Venerated Chef Bob Kinkead Leaves Behind D.C. Legacy

Bob Kinkead, a chef best known for his restaurants in the Washington, D.C. area, has died. The force behind mid-Atlantic institutions like Kinkead’s and 21 Federal, Kinkead inspired a generation of chefs, many of whom passed through his kitchens.

After getting his start in Nantucket, Massachusetts, Kinkead came to D.C. in the late '80s, where he began to make his name with 21 Federal. In 1993, he was named "Best Mid-Atlantic Chef" by the James Beard Foundation for Kinkead's.

Chef Chris Newsome, a friend who worked with the late chef at Kinkead's for eight years in the early 2000s, tells Food & Wine, "Bob had the whole package. He taught young men and women about passing the torch."

"There are several chefs like Bob that are kind of the underbelly, the foundation of where we are," said Newsome, who now helms the kitchen at Ollie Irene in Alabama. "There are some guys get a lot of press, and there are some guys who have maybe faded into the fold. There aren't many chef like him anymore who are really all about building good human beings and trying to teach something really serious about technique and ingredients and how you treat one another. Bob was one of those guys."

In 2000, then-Food & Wine editor Pete Wells wrote a story on the most noteworthy restaurants in 16 North American cities, with Kinkead's earning "Best Restaurant in Washington, D.C."

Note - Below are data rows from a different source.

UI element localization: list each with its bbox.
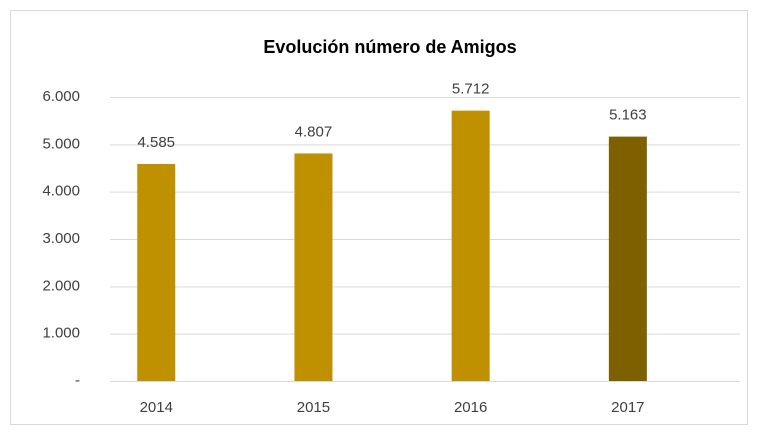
- x-tick-label: 2015: [297, 399, 330, 416]
- bar: [137, 163, 176, 381]
- x-tick-label: 2017: [611, 399, 644, 416]
- bar: [608, 136, 647, 381]
- bar: [294, 153, 333, 381]
- data-label: 5.163: [609, 107, 647, 124]
- data-label: 4.807: [295, 123, 333, 140]
- chart-title: Evolución número de Amigos: [263, 37, 516, 57]
- data-label: 5.712: [452, 81, 490, 98]
- y-tick-label: 6.000: [42, 88, 80, 105]
- y-tick-label: 5.000: [42, 135, 80, 152]
- y-tick-label: 1.000: [42, 325, 80, 342]
- y-tick-label: -: [75, 372, 80, 389]
- data-label: 4.585: [137, 134, 175, 151]
- y-tick-label: 3.000: [42, 230, 80, 247]
- x-tick-label: 2016: [454, 399, 487, 416]
- x-tick-label: 2014: [140, 399, 173, 416]
- y-tick-label: 4.000: [42, 183, 80, 200]
- bar: [451, 110, 490, 381]
- y-tick-label: 2.000: [42, 277, 80, 294]
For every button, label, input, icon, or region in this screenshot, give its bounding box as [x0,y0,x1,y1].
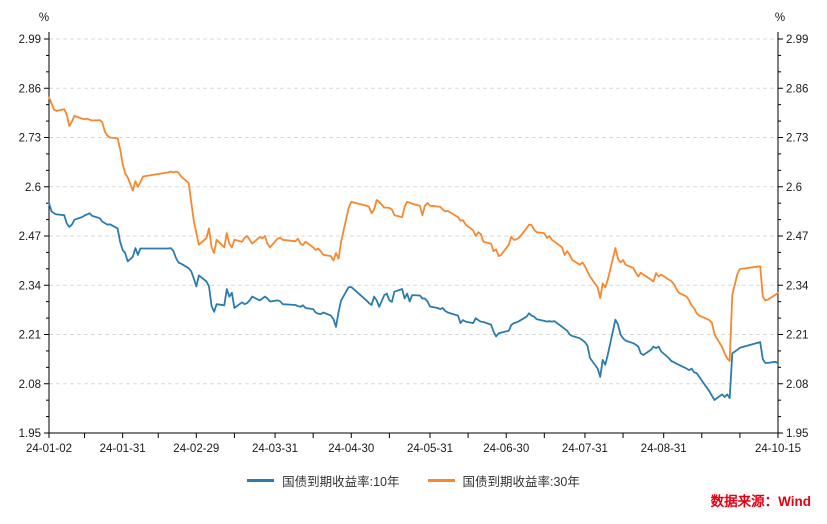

"Kinkead's may be the best restaurant in the nation's capital, yet it still has a small-town feel," Wells wrote. "Recently the menu has been hawking raffle tickets to help the sous-chef get to France for a culinary competition. Chef Bob Kinkead listens to the local community, too. He changes the menu daily, but by popular demand he has never dropped the pumpkin seed-crusted salmon with crab, shrimp and chiles."

Perhaps more striking than the quality of the food at Kinkead's—which many credit for ushering in an era of more internationally-minded New American cooking—is the quality of chefs who passed through his kitchens. Many saw the chef as the driving force behind the explosion of the D.C. food scene. In 2016, the Washingtonian published a story detailing the family tree of prominent D.C. chefs whose careers Kinkead helped shape, including Ris Lacoste, Tracy O'Grady, Brandon L'Etoile, and many more.

On Sunday, December 15, Lacoste announced that the chef had died that morning. At the time this article was published, there has been no statement on the cause of death.

Many D.C.-area chefs and restaurants took to social media to share their condolences and memories. Marcel's + Beck tweeted, "He was a kind and generous chef and one of the original Old Guard who helped shape the DC dining scene."